More and more I find myself enjoying the bargain bins more than the new comics stands. I don't know if I'm just turned off by the endless crossovers and hack writing, or that the price of new comics has just become too high for my blood. Probably a little of both. Or maybe I'm just getting old, but these days I'd much rather spend my time sifting through long boxes or on eBay for hidden treasures at rock bottom prices than trying to keep up with the endless glut of new titles every Wednesday.
With that in mind, I found this obscure early 70s Marvel monster comic for 50 cents at the NYCC. The issue features three stories, one featuring King Kull, illustrated by the legendary John Severin which is apparently a part of a larger, ongoing story arc serialized within the title. It's not bad, and Severin's artwork is exceptional genre fare, but the two backup stories are the real gems.
The first, "Where Walks the Ghost" is illustrated by Steve Ditko and while the story is as basic a haunted house tale as you can get - an ex-con rents a house to hideout in, only to be scared into turning himself in by a resident ghost - the artwork is vintage Ditko. Check out that awesome splash page. Nobody used negative space better!
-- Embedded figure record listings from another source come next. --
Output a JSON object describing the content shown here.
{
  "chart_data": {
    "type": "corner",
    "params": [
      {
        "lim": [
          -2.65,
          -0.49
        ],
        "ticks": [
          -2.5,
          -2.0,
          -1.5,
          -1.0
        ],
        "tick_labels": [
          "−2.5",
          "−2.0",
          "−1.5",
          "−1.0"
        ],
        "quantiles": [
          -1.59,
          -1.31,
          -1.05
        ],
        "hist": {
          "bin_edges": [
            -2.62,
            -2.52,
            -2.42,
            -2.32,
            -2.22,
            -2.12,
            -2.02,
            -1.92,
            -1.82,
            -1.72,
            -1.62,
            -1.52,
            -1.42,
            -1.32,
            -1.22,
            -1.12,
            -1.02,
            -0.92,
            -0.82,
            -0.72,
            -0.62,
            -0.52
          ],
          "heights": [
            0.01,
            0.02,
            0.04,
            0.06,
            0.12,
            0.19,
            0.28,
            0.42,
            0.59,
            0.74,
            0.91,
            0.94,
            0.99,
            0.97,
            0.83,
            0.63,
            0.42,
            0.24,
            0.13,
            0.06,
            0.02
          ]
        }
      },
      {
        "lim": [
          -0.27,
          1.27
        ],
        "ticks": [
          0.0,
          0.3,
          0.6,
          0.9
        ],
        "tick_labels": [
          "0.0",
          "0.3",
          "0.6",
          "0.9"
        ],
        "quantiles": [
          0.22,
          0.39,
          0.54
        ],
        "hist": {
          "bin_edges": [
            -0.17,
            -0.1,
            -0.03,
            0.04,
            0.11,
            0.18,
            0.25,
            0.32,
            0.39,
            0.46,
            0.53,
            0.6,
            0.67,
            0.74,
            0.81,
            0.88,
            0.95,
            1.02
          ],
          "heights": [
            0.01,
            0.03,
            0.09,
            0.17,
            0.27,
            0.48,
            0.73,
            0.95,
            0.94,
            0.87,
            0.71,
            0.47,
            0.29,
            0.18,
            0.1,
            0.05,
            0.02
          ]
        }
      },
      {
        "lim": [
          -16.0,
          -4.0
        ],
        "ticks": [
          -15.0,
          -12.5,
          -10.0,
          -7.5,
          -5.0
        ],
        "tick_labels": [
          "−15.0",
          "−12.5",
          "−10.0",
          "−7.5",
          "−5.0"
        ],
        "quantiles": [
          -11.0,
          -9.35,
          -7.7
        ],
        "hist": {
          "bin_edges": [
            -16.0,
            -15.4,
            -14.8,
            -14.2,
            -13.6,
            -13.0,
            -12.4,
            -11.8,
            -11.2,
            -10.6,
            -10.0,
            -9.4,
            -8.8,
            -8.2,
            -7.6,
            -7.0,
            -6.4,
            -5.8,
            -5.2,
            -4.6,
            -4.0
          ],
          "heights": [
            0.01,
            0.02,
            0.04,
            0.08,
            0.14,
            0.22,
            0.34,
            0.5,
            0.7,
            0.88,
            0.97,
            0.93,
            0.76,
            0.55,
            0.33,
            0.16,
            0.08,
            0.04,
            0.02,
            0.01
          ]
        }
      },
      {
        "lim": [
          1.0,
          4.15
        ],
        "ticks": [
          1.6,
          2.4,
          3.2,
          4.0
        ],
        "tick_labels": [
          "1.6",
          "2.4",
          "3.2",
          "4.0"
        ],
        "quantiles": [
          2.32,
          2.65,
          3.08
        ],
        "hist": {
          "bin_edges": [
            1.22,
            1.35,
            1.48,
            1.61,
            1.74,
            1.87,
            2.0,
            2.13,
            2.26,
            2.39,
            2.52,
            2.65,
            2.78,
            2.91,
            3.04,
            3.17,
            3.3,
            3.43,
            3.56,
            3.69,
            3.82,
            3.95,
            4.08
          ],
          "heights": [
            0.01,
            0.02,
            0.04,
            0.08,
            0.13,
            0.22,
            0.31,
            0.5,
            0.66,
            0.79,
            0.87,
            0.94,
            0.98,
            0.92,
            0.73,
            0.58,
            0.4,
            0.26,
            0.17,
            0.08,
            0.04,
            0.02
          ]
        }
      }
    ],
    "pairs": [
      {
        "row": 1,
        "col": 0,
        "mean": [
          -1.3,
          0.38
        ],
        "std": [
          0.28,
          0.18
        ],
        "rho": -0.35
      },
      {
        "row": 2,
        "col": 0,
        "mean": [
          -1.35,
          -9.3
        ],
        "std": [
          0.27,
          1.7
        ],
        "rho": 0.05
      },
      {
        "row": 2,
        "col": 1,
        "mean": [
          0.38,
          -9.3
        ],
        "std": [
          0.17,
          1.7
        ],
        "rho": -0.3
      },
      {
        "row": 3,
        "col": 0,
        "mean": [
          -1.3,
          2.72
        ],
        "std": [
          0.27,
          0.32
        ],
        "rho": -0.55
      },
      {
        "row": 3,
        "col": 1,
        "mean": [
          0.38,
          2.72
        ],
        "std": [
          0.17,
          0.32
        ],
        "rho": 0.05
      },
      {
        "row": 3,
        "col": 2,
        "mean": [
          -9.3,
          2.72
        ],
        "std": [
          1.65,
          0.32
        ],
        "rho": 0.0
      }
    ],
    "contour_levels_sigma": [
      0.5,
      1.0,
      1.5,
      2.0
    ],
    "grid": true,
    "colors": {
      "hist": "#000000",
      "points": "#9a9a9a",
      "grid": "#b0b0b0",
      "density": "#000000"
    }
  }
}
But the issue's highlight is "Mister Morgan's Monster," written and drawn by Jack Kirby with inks by Dick Ayers. The story is just a frenzy of comic book energy. In just six pages, Kirby crams in robots, aliens, spaceships and a whole lot of bizarre melodrama, all with an odd, but clever twist ending that suits the story perfectly. It's probably not going to make any best-of Kirby lists, but it's fun, and certainly worth the 50 cents I paid for it.